1. ## Numerical integration?

I am having difficulty integrating

square root((1+x^3)) from x=0 to x=2

when n=4

I know the widths are 0,1/2,1,3/2,2

But I am having trouble setting it up.

2. ## Re: Numerical integration?

Originally Posted by homeylova223
I am having difficulty integrating

square root((1+x^3)) from x=0 to x=2 when n=4
Let $\displaystyle f(x)=\sqrt{1+x^2}$ and $\displaystyle \Delta=0.5$.

Left hand sum $\displaystyle \sum\limits_{k = 0}^3 {f\left( {k\Delta } \right)\Delta }$.

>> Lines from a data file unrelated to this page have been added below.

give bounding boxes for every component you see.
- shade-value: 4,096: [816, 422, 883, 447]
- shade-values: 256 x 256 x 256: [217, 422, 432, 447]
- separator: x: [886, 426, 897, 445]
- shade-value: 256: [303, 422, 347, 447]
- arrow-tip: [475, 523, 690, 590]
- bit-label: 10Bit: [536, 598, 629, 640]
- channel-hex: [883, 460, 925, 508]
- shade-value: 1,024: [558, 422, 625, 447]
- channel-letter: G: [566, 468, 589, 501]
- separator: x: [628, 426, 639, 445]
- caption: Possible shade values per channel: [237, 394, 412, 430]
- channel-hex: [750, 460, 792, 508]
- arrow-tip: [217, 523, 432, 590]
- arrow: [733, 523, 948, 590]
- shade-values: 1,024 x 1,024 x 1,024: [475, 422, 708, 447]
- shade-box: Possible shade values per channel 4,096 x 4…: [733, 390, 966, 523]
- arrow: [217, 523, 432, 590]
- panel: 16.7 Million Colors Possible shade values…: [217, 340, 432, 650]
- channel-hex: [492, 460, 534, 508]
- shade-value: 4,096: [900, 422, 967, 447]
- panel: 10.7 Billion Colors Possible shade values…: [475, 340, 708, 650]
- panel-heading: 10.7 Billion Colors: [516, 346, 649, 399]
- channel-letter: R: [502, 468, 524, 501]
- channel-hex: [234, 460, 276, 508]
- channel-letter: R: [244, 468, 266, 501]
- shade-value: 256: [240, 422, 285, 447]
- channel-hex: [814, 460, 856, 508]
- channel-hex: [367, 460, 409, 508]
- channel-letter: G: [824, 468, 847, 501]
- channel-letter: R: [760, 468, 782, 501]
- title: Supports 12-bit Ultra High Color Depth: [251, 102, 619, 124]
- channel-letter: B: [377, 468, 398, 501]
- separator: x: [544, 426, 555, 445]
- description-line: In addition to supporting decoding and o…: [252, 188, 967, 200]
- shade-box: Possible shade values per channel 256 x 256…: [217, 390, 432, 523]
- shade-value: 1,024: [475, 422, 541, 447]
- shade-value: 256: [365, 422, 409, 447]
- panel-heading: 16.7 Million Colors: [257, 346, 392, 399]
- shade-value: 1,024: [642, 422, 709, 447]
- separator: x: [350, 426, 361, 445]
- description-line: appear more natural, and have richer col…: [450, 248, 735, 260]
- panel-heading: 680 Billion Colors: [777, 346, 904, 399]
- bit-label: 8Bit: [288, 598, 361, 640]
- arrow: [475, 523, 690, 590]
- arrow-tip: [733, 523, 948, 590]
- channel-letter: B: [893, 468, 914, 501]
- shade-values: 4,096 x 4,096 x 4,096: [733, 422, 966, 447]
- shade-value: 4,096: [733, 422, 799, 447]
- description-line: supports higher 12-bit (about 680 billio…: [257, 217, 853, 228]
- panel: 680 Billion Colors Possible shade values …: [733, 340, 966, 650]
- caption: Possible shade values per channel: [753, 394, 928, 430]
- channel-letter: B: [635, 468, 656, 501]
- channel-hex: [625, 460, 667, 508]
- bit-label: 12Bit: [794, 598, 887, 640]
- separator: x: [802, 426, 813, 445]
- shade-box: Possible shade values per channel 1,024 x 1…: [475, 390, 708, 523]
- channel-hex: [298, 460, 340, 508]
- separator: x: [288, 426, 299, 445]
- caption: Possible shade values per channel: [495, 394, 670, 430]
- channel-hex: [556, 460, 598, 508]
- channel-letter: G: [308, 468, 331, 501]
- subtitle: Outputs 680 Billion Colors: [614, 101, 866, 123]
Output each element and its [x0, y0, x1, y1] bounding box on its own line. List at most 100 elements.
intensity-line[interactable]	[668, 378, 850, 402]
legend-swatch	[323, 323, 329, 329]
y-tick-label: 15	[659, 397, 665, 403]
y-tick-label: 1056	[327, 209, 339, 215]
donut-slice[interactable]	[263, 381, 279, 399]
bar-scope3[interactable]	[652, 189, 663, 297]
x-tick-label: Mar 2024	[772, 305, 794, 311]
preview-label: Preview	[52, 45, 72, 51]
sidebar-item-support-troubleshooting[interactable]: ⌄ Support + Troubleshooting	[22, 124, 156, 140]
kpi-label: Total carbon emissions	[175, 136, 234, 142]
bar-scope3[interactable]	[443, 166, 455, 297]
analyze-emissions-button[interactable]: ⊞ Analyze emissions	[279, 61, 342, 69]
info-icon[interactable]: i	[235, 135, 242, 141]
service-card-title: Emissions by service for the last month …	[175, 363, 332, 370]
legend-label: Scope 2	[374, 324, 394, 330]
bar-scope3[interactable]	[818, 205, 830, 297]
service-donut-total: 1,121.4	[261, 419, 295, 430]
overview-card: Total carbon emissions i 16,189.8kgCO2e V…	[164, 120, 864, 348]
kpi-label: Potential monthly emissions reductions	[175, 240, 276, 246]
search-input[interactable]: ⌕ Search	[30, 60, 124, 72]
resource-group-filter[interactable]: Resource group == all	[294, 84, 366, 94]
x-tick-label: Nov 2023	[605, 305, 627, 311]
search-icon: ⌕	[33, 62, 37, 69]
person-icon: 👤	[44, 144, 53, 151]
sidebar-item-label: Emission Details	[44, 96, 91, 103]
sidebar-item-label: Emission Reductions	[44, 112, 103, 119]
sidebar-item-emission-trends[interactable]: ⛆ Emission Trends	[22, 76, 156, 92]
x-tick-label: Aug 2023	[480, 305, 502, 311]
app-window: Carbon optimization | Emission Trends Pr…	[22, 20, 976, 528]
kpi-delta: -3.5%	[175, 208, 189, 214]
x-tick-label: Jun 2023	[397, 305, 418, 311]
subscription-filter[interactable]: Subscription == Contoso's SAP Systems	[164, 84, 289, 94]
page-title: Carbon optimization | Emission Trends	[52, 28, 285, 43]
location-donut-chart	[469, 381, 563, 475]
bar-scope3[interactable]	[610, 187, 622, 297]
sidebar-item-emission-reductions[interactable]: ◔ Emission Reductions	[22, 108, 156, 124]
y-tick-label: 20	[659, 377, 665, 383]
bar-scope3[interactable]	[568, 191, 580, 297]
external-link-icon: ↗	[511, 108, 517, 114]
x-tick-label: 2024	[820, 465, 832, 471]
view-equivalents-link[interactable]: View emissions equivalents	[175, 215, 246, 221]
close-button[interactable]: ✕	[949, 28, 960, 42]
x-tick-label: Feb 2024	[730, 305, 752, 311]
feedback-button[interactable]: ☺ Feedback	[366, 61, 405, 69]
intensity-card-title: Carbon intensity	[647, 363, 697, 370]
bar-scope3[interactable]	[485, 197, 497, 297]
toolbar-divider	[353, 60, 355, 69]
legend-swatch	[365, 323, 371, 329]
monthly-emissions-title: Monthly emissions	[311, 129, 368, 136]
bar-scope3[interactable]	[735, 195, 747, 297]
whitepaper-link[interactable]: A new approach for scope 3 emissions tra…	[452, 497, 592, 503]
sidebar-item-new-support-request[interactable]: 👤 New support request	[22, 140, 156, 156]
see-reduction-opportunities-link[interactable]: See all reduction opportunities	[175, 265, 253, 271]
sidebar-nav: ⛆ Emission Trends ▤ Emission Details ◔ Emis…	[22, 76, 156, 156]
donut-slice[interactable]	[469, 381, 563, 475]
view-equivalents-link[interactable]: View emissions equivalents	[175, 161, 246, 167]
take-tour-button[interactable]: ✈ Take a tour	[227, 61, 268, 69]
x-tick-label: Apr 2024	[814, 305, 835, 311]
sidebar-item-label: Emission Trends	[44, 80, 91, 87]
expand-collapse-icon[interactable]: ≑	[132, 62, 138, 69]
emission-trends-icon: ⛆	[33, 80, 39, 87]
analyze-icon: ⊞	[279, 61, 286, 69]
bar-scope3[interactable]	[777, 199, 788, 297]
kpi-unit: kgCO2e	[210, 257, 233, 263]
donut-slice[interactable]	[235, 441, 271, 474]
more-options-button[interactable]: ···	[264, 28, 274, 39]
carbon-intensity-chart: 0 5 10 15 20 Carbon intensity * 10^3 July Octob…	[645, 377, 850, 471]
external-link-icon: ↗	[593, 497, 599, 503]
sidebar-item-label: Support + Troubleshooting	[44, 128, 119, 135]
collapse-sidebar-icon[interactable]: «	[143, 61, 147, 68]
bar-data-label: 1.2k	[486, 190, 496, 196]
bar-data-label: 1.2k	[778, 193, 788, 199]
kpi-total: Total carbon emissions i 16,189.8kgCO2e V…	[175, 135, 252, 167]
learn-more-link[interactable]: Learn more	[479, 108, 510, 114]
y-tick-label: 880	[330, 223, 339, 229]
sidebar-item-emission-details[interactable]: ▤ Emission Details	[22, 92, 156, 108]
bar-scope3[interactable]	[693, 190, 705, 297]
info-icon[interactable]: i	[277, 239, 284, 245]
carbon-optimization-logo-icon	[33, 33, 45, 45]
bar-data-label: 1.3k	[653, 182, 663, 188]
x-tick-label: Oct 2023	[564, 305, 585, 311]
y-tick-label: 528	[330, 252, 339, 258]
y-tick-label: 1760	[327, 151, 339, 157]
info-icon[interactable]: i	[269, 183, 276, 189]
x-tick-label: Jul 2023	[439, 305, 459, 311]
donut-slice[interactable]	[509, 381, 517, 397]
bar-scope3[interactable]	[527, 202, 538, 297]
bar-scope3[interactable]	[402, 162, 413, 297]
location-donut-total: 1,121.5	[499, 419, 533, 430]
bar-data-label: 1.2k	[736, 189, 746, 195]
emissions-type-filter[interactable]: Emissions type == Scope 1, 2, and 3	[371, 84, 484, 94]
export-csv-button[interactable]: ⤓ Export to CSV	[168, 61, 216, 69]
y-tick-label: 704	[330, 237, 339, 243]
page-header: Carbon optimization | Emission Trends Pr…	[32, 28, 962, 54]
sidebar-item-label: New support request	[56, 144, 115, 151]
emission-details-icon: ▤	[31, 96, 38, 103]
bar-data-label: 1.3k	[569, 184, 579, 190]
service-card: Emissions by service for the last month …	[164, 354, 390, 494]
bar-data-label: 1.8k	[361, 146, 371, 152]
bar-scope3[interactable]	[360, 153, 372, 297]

Right hand sum $\displaystyle \sum\limits_{k = 1}^4 {f\left( {k\Delta } \right)\Delta }$.

Mid-point hand sum $\displaystyle \sum\limits_{k = 0}^3 {f\left( {\frac{2k\Delta+\Delta }{2} \right)\Delta }$.

3. ## Re: Numerical integration?

I forgot to mention I have to use the trapezoid rule and I set it up like this.

((2/8)) times (1)(1+(0)^3)+(2)(1+(1/2)^3)+(2)(1+(1)^3)+(2)(1+(3/2)^3)+(1)(1+(2)^(3)

4. ## Re: Numerical integration?

It looks fine if you don't forget to take the square root of the seperated terms because $\displaystyle f(x)=\sqrt{1+x^3}$.

5. ## Re: Numerical integration?

Thanks now I see the error of my calculus.

6. ## Re: Numerical integration?

You're welcome!